Which is how they’re not only profitable, but still have large budgets leftover for things like advertising and bribing/lobbying congressmen.

Anonymous 0 Comments

Insurance companies are VERY GOOD at doing what they do. They calculate “on average” how much the average customer is going to use in benefits, and then charge 20% more than that.

The two key things to remember: First, hospitals and doctors have to overinflate their prices so that when insurance companies say “we’re only gonna pay 60% of that”, they can still charge what they’re supposed to charge. That’s part of the reason our healthcare costs are absurd. Second, “coverage” isn’t comprehensive. Even with insurance premiums paid, we still pay for visits, tests, drugs, and procedures. Until we hit our “out of pocket maximum”, we pay 40-80% of the cost depending on the service/product. They only start paying most of the cost if we have already paid like $6000 this year. And that’s IF they decide to cover a procedure. The doctor doesn’t get to decide if it’s necessary enough for insurance to cover it. The insurance company does.

Now, keep this in mind. Health insurance can basically charge up to 20% extra beyond the healthcare benefits they provide. For decades, they have been working to make the whole healthcare industry as large and expensive as possible so that that 20% is as large as possible.

Anonymous 0 Comments

Insurance is like gambling, but with statistics and actuaries. Just as a casino knows the odds or sets the odds of having a large payout, insurers know what the likelihood of payouts are. They are the house and the house always wins.

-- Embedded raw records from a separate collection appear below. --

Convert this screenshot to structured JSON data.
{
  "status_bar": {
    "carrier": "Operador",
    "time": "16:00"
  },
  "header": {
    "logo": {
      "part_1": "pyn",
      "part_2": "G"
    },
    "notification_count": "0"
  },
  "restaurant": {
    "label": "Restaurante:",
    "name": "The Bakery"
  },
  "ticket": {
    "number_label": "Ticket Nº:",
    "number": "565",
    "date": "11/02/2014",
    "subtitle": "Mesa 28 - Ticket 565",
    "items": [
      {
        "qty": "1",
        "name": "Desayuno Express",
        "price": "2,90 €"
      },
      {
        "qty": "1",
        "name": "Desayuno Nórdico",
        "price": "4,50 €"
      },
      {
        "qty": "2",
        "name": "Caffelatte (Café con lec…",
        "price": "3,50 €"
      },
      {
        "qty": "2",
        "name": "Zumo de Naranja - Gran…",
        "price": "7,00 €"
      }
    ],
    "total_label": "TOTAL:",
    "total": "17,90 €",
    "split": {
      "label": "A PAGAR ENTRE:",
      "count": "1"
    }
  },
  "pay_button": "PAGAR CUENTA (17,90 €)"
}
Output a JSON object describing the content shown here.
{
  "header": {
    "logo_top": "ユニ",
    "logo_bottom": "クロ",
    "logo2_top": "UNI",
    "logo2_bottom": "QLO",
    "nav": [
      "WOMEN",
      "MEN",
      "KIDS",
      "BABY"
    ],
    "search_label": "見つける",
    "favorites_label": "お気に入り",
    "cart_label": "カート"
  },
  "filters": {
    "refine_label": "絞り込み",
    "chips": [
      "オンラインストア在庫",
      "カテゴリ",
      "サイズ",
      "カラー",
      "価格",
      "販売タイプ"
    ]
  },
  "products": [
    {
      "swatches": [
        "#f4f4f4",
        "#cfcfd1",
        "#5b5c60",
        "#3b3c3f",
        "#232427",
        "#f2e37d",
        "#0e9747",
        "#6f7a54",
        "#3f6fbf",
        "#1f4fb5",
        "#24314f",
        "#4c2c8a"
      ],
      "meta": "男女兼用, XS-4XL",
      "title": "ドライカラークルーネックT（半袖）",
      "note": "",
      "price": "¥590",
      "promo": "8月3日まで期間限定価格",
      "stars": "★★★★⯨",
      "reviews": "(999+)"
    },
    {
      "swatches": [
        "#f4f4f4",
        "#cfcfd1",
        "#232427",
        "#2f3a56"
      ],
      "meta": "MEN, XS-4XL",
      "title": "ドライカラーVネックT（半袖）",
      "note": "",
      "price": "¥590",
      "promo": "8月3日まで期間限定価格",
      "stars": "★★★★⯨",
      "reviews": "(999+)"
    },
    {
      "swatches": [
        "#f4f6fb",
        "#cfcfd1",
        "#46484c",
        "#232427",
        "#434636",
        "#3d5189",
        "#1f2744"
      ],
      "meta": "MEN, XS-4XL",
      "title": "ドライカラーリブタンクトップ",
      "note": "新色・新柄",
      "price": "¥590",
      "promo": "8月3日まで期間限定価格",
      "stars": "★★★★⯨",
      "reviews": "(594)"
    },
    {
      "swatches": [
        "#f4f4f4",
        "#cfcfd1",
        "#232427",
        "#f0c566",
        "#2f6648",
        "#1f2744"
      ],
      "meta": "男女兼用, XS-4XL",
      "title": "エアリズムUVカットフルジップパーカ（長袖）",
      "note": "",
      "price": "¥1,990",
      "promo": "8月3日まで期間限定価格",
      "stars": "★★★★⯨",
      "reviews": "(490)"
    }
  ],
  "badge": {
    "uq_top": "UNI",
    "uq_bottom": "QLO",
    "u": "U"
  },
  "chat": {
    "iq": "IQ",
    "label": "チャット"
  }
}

They set premiums high enough to cover these eventualities. They spread the risk across a much larger pool. In the United States, only the very foolish and very poor can get by without having health insurance because charges for a medical catastrophe in one’s life would be a financial death even if one survived the medical difficulty. So many people carry insurance they may never use.

Secondly, the insurers have set deductibles. For most people in most situations, they will not have a catastrophic or chronic medical issue emerge. For example, I have a deductible of $8,000. Anything below this, I must pay. However, if in one year I were to have some medical problem where I’d be billed more than $8,000, say I got in a car accident, then I would pay the first $8,000 and only then would my insurer be responsible for any charges.

Finally, insurers negotiate how much they will pay. Many insurers only pay for care that is delivered within providers and hospitals who have agreed to certain rates. If those facilities wish to continue to see the insureds of the insurance company, they have to negotiate all their bills with the insurance company.

These are the three tactics that insurance companies use. They charge more premium than they are liable to pay out, they spread risk among a much larger group than is liable to become catastrophically sick, and they badger and force providers to take lower prices than those providers would otherwise require..

Eta: just for reference, I pay about $400 a month for insurance that I hardly ever use. All of my doctor visits in the past few years I have paid for more or less out of pocket. They were less than the $8,000 deductible that my insurance carries. So for me, and so many other people like me, the $3,600 or so I paid out in premiums are completely profit to the insurance company.